Consumers want more and faster network mobile coverage to consume media.

But why upgrade to newer, faster, and better devices just because the networks are faster? Is this some corporate conspiracy to get consumers to buy more? Rather, it is the reverse, that upgrades are driven by ever-increasing consumer demand for faster connection speeds on both wired and wireless networks. With the dissolution of video rental outlets, consumers turn to on-line services to stream and/or download desired films and shows. Home music libraries are abandoned in favor of music streaming services. Shopping for goods and services are now done on-line while bricks and mortar shop roles have changed from being places to seek and buy things to now become convenient locations to pick-up orders. Meanwhile, on-line sales continue to grow as consumers discover the ease and convenience. This is especially true of M-Commerce where shopping apps offer a superior user experience over web-based shopping, such as loyalty points, ease of sharing gift certificates, and access to promotions. Major entities like Apple, Google, and Mastercard now offer point-of-sale opportunities as retailers and service outlets like Starbucks use the phone as a ‘bank card’ where customers can just swipe their device.

Phones are not phones anymore. Mobile smartphones are cameras, PC’s, media streamers, e-readers…

Another incentive facilitating continued growth in mobile device consumption is the perceived value of all-in-one devices. Whereas gadgets like video/still cameras, microphones, phones, personal computers, cameras, planners, media players, e-readers, organizers were bought and used seperately, mobile phones perform all these functions. New generations of mobile phones are marketed in other ways besides just phones. A case in point is Apple, who markets the iPhone as a camera.

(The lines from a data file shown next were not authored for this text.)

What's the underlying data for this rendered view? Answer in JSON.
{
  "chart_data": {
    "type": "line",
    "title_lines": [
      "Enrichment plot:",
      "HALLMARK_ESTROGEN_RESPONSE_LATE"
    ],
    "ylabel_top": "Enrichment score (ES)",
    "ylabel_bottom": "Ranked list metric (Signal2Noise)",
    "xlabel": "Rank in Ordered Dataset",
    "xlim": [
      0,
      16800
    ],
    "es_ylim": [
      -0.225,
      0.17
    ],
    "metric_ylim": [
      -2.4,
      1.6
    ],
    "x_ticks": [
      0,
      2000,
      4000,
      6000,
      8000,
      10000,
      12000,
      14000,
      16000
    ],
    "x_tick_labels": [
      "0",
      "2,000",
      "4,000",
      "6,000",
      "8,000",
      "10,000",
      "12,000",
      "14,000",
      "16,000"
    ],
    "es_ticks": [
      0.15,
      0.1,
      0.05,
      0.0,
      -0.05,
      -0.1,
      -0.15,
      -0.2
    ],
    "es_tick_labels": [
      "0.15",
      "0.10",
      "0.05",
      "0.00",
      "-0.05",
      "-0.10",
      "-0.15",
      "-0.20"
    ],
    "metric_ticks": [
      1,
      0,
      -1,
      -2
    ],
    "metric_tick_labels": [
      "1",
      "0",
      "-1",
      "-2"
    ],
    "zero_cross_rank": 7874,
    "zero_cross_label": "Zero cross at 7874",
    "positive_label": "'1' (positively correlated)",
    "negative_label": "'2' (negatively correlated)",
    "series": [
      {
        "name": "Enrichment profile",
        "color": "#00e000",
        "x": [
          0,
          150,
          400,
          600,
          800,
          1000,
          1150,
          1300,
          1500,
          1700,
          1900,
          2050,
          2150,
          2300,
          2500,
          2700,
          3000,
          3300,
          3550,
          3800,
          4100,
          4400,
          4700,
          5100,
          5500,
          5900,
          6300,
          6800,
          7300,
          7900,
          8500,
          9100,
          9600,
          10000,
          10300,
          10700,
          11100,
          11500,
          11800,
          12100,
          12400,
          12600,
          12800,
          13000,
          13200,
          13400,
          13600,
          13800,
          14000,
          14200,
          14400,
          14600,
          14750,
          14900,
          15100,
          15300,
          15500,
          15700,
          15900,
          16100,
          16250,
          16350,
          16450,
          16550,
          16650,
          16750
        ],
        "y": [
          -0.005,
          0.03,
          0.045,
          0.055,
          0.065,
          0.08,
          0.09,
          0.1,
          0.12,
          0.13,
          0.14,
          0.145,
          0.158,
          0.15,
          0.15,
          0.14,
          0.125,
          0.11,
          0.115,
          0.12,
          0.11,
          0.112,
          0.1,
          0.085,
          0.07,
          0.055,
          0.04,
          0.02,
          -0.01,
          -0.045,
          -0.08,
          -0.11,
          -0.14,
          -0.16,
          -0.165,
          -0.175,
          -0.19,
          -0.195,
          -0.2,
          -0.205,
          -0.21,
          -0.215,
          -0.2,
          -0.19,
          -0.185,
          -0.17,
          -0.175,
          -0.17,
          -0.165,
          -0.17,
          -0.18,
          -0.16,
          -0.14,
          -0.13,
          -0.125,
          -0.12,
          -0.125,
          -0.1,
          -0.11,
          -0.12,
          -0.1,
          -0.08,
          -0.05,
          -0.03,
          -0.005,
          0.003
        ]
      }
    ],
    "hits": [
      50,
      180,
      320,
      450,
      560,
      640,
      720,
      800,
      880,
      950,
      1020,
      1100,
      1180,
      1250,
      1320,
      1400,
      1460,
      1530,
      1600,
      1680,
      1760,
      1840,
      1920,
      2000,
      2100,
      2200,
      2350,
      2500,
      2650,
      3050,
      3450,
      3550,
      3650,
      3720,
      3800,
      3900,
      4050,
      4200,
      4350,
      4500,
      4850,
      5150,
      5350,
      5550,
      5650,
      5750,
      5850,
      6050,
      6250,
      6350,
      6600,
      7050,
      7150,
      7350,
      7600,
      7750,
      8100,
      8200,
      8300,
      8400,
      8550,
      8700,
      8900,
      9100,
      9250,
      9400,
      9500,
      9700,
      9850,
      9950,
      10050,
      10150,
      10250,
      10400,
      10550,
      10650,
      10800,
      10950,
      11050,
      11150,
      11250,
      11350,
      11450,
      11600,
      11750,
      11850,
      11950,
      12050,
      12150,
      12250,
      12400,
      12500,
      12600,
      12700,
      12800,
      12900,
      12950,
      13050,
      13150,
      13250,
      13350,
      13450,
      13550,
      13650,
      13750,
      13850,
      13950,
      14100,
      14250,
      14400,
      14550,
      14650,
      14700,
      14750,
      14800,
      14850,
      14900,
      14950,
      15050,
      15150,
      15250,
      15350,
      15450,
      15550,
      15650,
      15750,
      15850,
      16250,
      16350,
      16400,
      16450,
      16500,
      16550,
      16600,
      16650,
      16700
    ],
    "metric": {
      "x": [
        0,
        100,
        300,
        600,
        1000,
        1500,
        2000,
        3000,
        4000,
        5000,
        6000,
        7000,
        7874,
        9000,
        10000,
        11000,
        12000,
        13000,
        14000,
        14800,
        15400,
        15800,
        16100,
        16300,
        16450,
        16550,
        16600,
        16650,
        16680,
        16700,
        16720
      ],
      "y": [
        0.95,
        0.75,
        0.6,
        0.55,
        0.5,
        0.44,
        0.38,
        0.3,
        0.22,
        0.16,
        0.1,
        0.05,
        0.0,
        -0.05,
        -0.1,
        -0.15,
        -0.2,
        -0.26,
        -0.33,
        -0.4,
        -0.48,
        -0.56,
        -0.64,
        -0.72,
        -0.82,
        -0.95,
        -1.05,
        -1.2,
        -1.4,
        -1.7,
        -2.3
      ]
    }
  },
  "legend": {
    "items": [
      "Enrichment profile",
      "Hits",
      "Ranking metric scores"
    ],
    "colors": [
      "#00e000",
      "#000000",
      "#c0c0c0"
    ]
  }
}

If you live in the boonies, you now got fast coverage. If you live in the city, your connections just got faster.

One of the previous bottlenecks of the mobile phone industry was a lack of coverage in small and rural communities. However, major network carriers like Bell Mobility and Telus, in conjunction with the government of Canada are investing in more widespread coverage with faster networks. Going back to the Euromonitor/Reasearch Monitor ‘Consumer Electronics in Canada’ industry overview, the September 13th, 2016 edition; Bell Mobility expanded their 4G LTE networks in over 120 communities accross Ontario and Quebec and 52 communities accross Atlantic Canada. Telus announced it will invest 4.5 billion in both fiber optic and wireless networks in Alberta from 2016 through to 2019. Morever, the Euromonitor reports anticipates Canada’s internet subscriptions to reach 17.1 million by 2030. As for places that already have connectivity, Rogers Wireless installed ‘LTE-Advanced’ infrastructures in 12 cities accross Canada for more seamless and rapid connectivity.

The commodities industry is expected to rebound and with it, more mobile device sales.

The main driver for mobile phone purchases are consumers for personal use while corporate purchases have lagged. This is largely due to Canada’s economy being tied in to the natural resource economy and the fall of oil and gas prices. However, with Donald Trump’s commitment to the Keystone XL pipelines and the cyclical nature of the oil and gas industry, the resource-based economy is expected to rebound. With this rebound will be anticipated surge in hiring and purchase of wireless devices for corporate use.

M-Commerce is going bigger, just follow the big money.

These macro factors, increased infrastructure investment, consumer hunger for on-line content, on-line shopping (especially via apps), increasing sophistication of mobile devices, more wireless coverage—especially in rural areas, and an anticipated rebound in the Canadian economy, expect a wave of surging growth in ‘M-Commerce’.